The decline of music education threatens to deprive Britain of future talent

Last month the talented young cellist Sheku Kanneh-Mason became the first artist to receive a BRIT Certified Breakthrough Award for his debut album Inspiration. His album is aptly named. He inspired a TV audience of hundreds of millions when he played at Prince Harry and Meghan Markle’s wedding. But it’s worth remembering that he went to a comprehensive school in one of the less advantaged parts of Nottingham. Michael Dugher, chief executive of UK Music writes in The New Statesman. 

“Having the opportunity to have been supported from my school in my music is so special,” he said. “But I think many children like me won’t have had even nearly those opportunities and I think that is one of the saddest things to see.”

Since the introduction in 2010 of the EBacc, which excludes creative subjects such as music, 59.7 per cent of state schools say it has had a negative impact on music provision and uptake, according to a study conducted by the University of Sussex.
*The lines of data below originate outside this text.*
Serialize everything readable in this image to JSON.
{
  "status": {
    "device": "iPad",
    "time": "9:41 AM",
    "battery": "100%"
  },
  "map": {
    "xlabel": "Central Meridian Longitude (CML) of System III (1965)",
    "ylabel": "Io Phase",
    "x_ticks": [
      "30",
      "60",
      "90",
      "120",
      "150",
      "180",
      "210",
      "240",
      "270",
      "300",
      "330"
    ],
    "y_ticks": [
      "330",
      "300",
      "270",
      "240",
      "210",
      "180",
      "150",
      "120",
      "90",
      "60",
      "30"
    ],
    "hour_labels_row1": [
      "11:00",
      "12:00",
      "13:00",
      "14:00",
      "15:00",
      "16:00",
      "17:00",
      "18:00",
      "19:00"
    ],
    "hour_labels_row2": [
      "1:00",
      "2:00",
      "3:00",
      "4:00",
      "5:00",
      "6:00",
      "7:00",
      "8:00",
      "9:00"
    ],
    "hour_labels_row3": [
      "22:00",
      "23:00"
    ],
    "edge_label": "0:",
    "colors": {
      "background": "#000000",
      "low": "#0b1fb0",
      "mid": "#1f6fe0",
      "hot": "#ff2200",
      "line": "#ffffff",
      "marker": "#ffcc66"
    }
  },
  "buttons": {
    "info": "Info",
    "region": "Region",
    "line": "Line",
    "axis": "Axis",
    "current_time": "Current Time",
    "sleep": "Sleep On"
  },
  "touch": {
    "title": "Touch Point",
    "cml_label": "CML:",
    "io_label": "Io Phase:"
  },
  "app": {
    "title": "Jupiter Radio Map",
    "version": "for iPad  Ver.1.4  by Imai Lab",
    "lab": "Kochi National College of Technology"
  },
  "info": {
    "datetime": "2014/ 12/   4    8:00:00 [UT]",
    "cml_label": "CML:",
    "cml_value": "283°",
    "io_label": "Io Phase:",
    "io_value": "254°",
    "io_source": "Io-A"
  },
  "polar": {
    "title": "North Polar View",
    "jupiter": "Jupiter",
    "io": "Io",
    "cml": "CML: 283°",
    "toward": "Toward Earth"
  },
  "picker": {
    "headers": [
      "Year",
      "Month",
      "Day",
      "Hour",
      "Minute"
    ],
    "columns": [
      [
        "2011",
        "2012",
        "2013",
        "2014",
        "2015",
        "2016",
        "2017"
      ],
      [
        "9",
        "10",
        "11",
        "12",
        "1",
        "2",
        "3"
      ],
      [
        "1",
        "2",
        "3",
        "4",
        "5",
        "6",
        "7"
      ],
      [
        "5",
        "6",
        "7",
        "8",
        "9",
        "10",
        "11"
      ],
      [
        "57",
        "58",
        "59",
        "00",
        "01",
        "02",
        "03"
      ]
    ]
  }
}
One fifth of schools did not offer GCSE Music last year. Of those schools that do offer Music GCSE, 11 per cent are taught outside curriculum time.

The decline of music in education has had a negative impact on social mobility where music has a key role to play. Top earners are four times more likely to pay for social-enrichment classes for their children. Fifty per cent of children at independent schools receive sustained music tuition, while the figure for state schools is just 15 per cent.

At a time when the creative industries are growing at twice the rate of the wider economy and are now worth £92bn to the UK, allowing creative subjects like music to wither on the vine makes no sense.

But as well as there being a strong economic imperative to save music in our schools, there is also a solid education argument. According to the Cultural Learning Alliance, participation in structured arts activities can increase cognitive abilities by 17 per cent.

Growing international evidence demonstrates children who are engaged in their education through music do better at Maths and English. This is supported by the experience in the London Borough of Newham where pupils performing less well at Key Stage 2 have shown marked improvements in their studies after they joined the Every Child a Musician programme for schools.